Can you tell us how you took the foto?


----------



## Warhorse (Dec 9, 2014)

Congratulations!


----------



## annamaria (Dec 9, 2014)

Congrats!!


----------



## Paul Josaph (Dec 11, 2014)

pthrift said:


> Congrats
> 
> Sent from my Samsung Galaxy S4; probably while slacking off at work





PhotographTalk said:


> Wow that is stunning



woww, it looks amazing...


----------



## Paul Josaph (Dec 15, 2014)

amazing click.


----------



## Paul Josaph (Dec 16, 2014)

pthrift said:


> Congrats
> 
> Sent from my Samsung Galaxy S4; probably while slacking off at work


Nice picture quality..


----------



## Andreas Timm Photography (Dec 19, 2014)

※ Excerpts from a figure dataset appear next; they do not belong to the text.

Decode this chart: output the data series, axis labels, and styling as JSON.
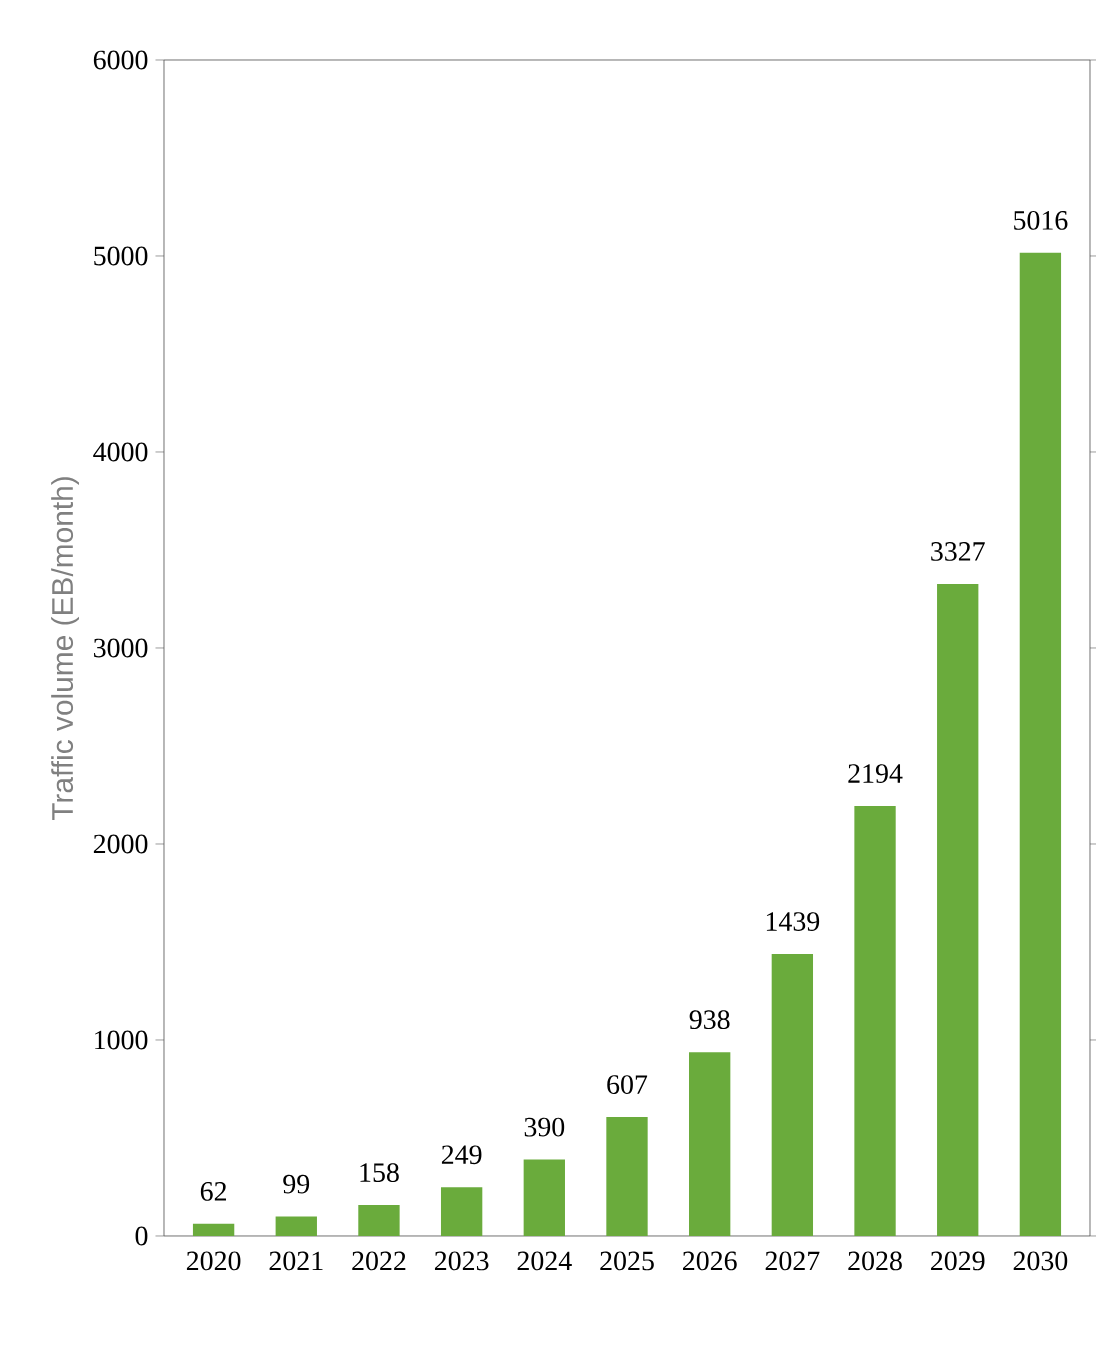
{
  "chart_data": {
    "type": "bar",
    "ylabel": "Traffic volume (EB/month)",
    "categories": [
      "2020",
      "2021",
      "2022",
      "2023",
      "2024",
      "2025",
      "2026",
      "2027",
      "2028",
      "2029",
      "2030"
    ],
    "values": [
      62,
      99,
      158,
      249,
      390,
      607,
      938,
      1439,
      2194,
      3327,
      5016
    ],
    "color": "#6aab3c",
    "ylim": [
      0,
      6000
    ],
    "yticks": [
      0,
      1000,
      2000,
      3000,
      4000,
      5000,
      6000
    ],
    "data_labels": true
  }
}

Cool HDR! Also like the artificial sun beams...! .-)

Best,
Andreas
--
Home - Andreas Timm Photography


----------



## pgriz (Dec 19, 2014)

Could be wrong, but I don't think they were artificial.  Majeed really, really knows his stuff.


----------



## jsecordphoto (Dec 19, 2014)

Just sun stars...not artificial. Using an aperture of f16 I'd guess. The 16-35 creates some beautiful sun stars


----------